Shaw Homestead will one day become a major tourist attraction in Pearl River Co.
I predict that the Shaw Homestead at old Barth will become one day a major tourist attraction for Pearl River County and South Mississippi.
The old homestead reveals what pioneer life was like in the South, and the Land Trust, which rescued the place was “spot on” by saving the property and saying it illustrates the culture and pioneering aspects of our Southern culture like no other place.
I have been to two presentations by the Land Trust at the Shaw Homestead site, one March 19 that presented an overview of the timber industry’s impact, one last Saturday, showing how the pioneers wrested a self-sufficient living from the earth, and there will be another one on Saturday, April 30, on sheep shearing.

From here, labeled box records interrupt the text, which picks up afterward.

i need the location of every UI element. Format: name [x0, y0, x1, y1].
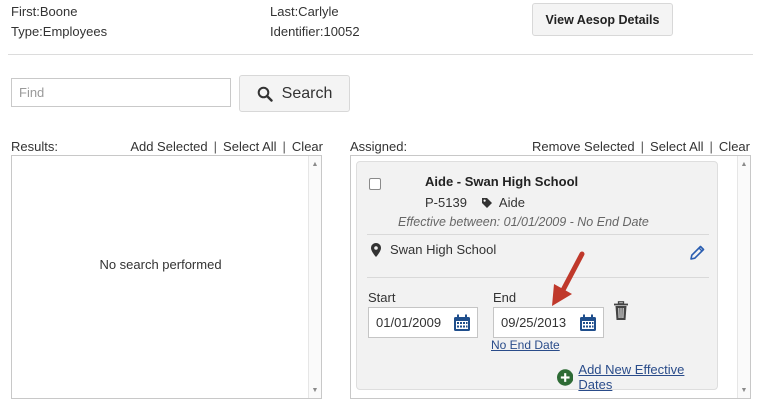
person-type: Type:Employees — [11, 24, 108, 39]
assigned-scrollbar[interactable]: ▲ ▼ — [737, 156, 750, 398]
tag-icon — [481, 197, 492, 208]
search-button-label: Search — [281, 84, 333, 102]
last-name: Last:Carlyle — [270, 4, 339, 19]
scroll-down-icon[interactable]: ▼ — [309, 384, 321, 396]
end-label: End — [493, 290, 517, 305]
no-end-date-link[interactable]: No End Date — [491, 338, 560, 352]
card-divider — [367, 277, 709, 278]
scroll-down-icon[interactable]: ▼ — [738, 384, 750, 396]
results-clear-link[interactable]: Clear — [292, 139, 323, 154]
add-selected-link[interactable]: Add Selected — [130, 139, 207, 154]
results-label: Results: — [11, 139, 58, 154]
effective-dates-text: Effective between: 01/01/2009 - No End D… — [398, 215, 649, 229]
identifier: Identifier:10052 — [270, 24, 360, 39]
remove-selected-link[interactable]: Remove Selected — [532, 139, 635, 154]
find-input[interactable] — [11, 78, 231, 107]
trash-icon[interactable] — [613, 301, 629, 321]
scroll-up-icon[interactable]: ▲ — [309, 158, 321, 170]
position-row: P-5139 Aide — [425, 195, 525, 210]
start-date-field[interactable] — [368, 307, 478, 338]
end-date-field[interactable] — [493, 307, 604, 338]
results-panel[interactable]: No search performed ▲ ▼ — [11, 155, 322, 399]
assigned-label: Assigned: — [350, 139, 408, 154]
add-new-effective-dates-link[interactable]: Add New Effective Dates — [557, 362, 717, 392]
assigned-actions: Remove Selected | Select All | Clear — [532, 139, 750, 154]
search-icon — [257, 86, 273, 102]
location-name: Swan High School — [390, 242, 497, 257]
start-calendar-icon[interactable] — [453, 314, 471, 332]
first-name: First:Boone — [11, 4, 78, 19]
assigned-clear-link[interactable]: Clear — [719, 139, 750, 154]
position-code: P-5139 — [425, 195, 467, 210]
assignment-title: Aide - Swan High School — [425, 174, 579, 189]
assigned-select-all-link[interactable]: Select All — [650, 139, 703, 154]
assignment-card: Aide - Swan High School P-5139 Aide Effe… — [356, 161, 718, 392]
results-scrollbar[interactable]: ▲ ▼ — [308, 156, 321, 398]
plus-circle-icon — [557, 368, 574, 386]
location-pin-icon — [371, 242, 381, 257]
location-row: Swan High School — [371, 242, 496, 257]
assignment-checkbox[interactable] — [369, 178, 381, 190]
scroll-up-icon[interactable]: ▲ — [738, 158, 750, 170]
results-actions: Add Selected | Select All | Clear — [130, 139, 323, 154]
search-button[interactable]: Search — [239, 75, 350, 112]
no-results-message: No search performed — [99, 257, 222, 272]
start-label: Start — [368, 290, 396, 305]
pencil-edit-icon[interactable] — [688, 244, 706, 262]
start-date-input[interactable] — [369, 309, 449, 336]
end-date-input[interactable] — [494, 309, 574, 336]
header-divider — [8, 54, 753, 55]
add-new-effective-dates-label: Add New Effective Dates — [578, 362, 685, 392]
position-tag: Aide — [498, 195, 525, 210]
annotation-arrow-icon — [552, 251, 585, 306]
card-divider — [367, 234, 709, 235]
results-select-all-link[interactable]: Select All — [223, 139, 276, 154]
view-aesop-details-button[interactable]: View Aesop Details — [532, 3, 673, 36]
end-calendar-icon[interactable] — [579, 314, 597, 332]
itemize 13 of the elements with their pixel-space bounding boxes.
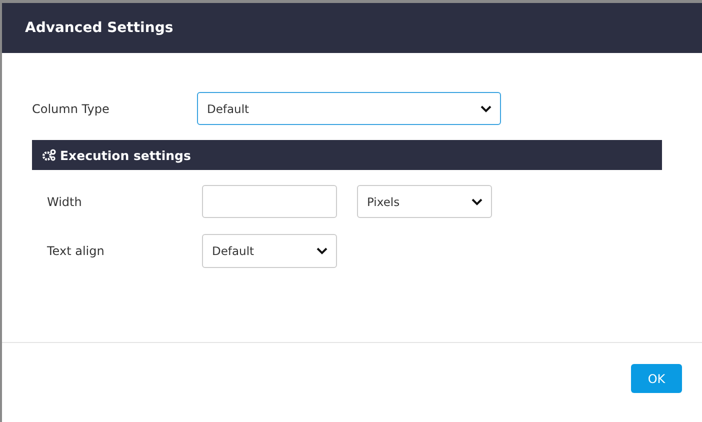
text-align-select[interactable]: Default [202, 234, 337, 268]
gears-icon [42, 149, 56, 161]
width-input[interactable] [202, 185, 337, 218]
chevron-down-icon [480, 104, 492, 112]
field-label: Column Type [32, 102, 110, 116]
chevron-down-icon [316, 247, 328, 255]
field-label: Width [47, 194, 83, 208]
chevron-down-icon [471, 198, 483, 206]
column-type-select[interactable]: Default [197, 92, 501, 125]
field-label: Text align [47, 244, 106, 258]
section-title: Execution settings [60, 148, 191, 162]
dialog-title: Advanced Settings [25, 20, 174, 36]
unit-select[interactable]: Pixels [357, 185, 492, 218]
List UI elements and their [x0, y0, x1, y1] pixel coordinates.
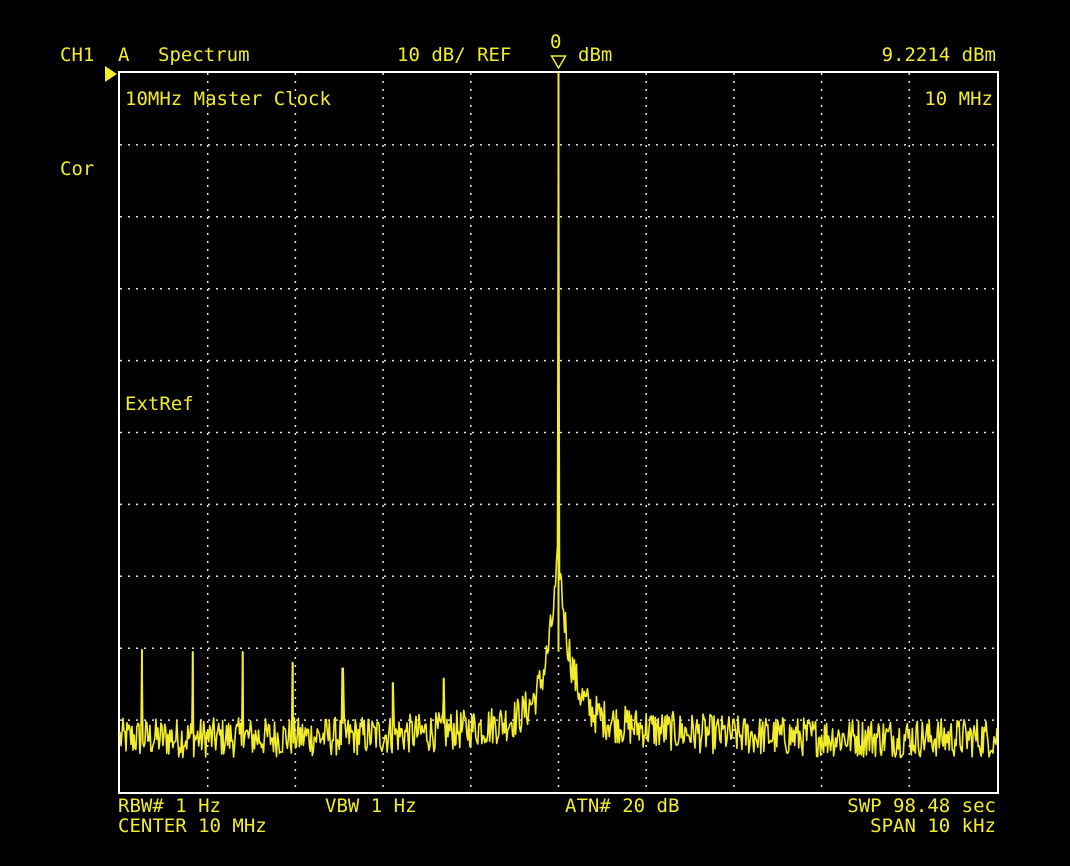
marker-frequency: 10 MHz [924, 88, 993, 110]
rbw-label: RBW# 1 Hz [118, 795, 221, 817]
ref-level-unit: dBm [578, 44, 612, 66]
center-frequency-label: CENTER 10 MHz [118, 815, 267, 837]
atn-label: ATN# 20 dB [565, 795, 679, 817]
span-label: SPAN 10 kHz [870, 815, 996, 837]
scale-label: 10 dB/ REF [397, 44, 511, 66]
vbw-label: VBW 1 Hz [325, 795, 417, 817]
trace-label: A [118, 44, 130, 66]
marker-readout: 9.2214 dBm [882, 44, 996, 66]
spectrum-analyzer-screen: CH1 A Spectrum 10 dB/ REF 0 dBm 9.2214 d… [0, 0, 1070, 866]
ext-ref-annotation: ExtRef [125, 393, 194, 415]
ref-level-value: 0 [550, 31, 561, 53]
title-annotation: 10MHz Master Clock [125, 88, 331, 110]
spectrum-plot: CH1 A Spectrum 10 dB/ REF 0 dBm 9.2214 d… [0, 0, 1070, 866]
sweep-time-label: SWP 98.48 sec [847, 795, 996, 817]
mode-label: Spectrum [158, 44, 250, 66]
channel-label: CH1 [60, 44, 94, 66]
correction-label: Cor [60, 158, 94, 180]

The old homestead was a sheep station for most of its life. I was in error in Sunday’s story, saying the sheep shearing demonstration is next Saturday. It is Saturday, April 30.
I can see one day a fully restored pioneer home site with period actors carrying out chores like the early pioneers did, something like is done at Williamsburg, Va.. That is a possibility as the site is gradually developed.
What interested me most last Saturday was a timeline listed on charts set up for a seminar and those in booklets published by the Land Trust, showing the development of the site.
The homestead is located on a hill about a quarter mile west of Wolf River and about three miles east of Old Barth.
The timeline on how the site was settled shows:
1850 — William Shaw emigrates from South Carolina to the Piney Woods.
1862 — Federal Homestead Act adopted, that allowed settlers and pioneers to claim land on which they had squatted for so many years. Many families own their land here because their forefathers took advantage of this act.
1880 — Bernard Dedeaux applies for the original patent for the property.
1885 — Dedeaux erects a small cabin on the property and lives there until the property is transferred to his brother-in-law Jules Ladner, who replaces the cabin with a full dogtrot home with an attached kitchen.
1902 — The homestead is sold to Melvina Ladner and Gilbert Shaw, married in 1902, who further expand the house by adding lean-to bedrooms.
1906 to 1965 — Shaw Homestead is a local sheep station with extensive Spring shearings. Cattle and hogs rounded up and sold as needed.
1924 — Mississippi Power Co. is founded.
1951 — Electricity and metal roof first installed at the Shaw Homestead. Prior to that, cypress shingles made up the roof.
1965 — Stock laws enforced; no more free range for hogs, sheep and cattle.
1969 to 2006 — Property vacant.
2006 — Homestead acquired by Land Trust and reconceived as a “rural life museum.”
Melvina Ladner and Gilbert Shaw had seven children: Alfred, Monroe, Stella, Hubert, Velma, Calona and Hugo. Hugo and Mary Shaw were married in 1942, and moved onto the ranch to live with family. They moved into one room with the family.
Mary’s son is the Rev. Arthur Hugo Shaw and her daughter is Sheila, who is married to Michael Cruthird, brother of Picayune attorney Gerald Cruthird. The Rev. Shaw’s daughter is Laura, married to Picayune attorney Nathan Farmer.
Mary Shaw is now 87 years old and lives with daughter Sheila in Wiggins. Hugo Shaw died in 2000.
So we see that the Shaw Homestead has Picayune connections.
It is really an interesting place, worth a trip to see it. The next seminar, or event, remember is Saturday, April 30, at 10 a.m.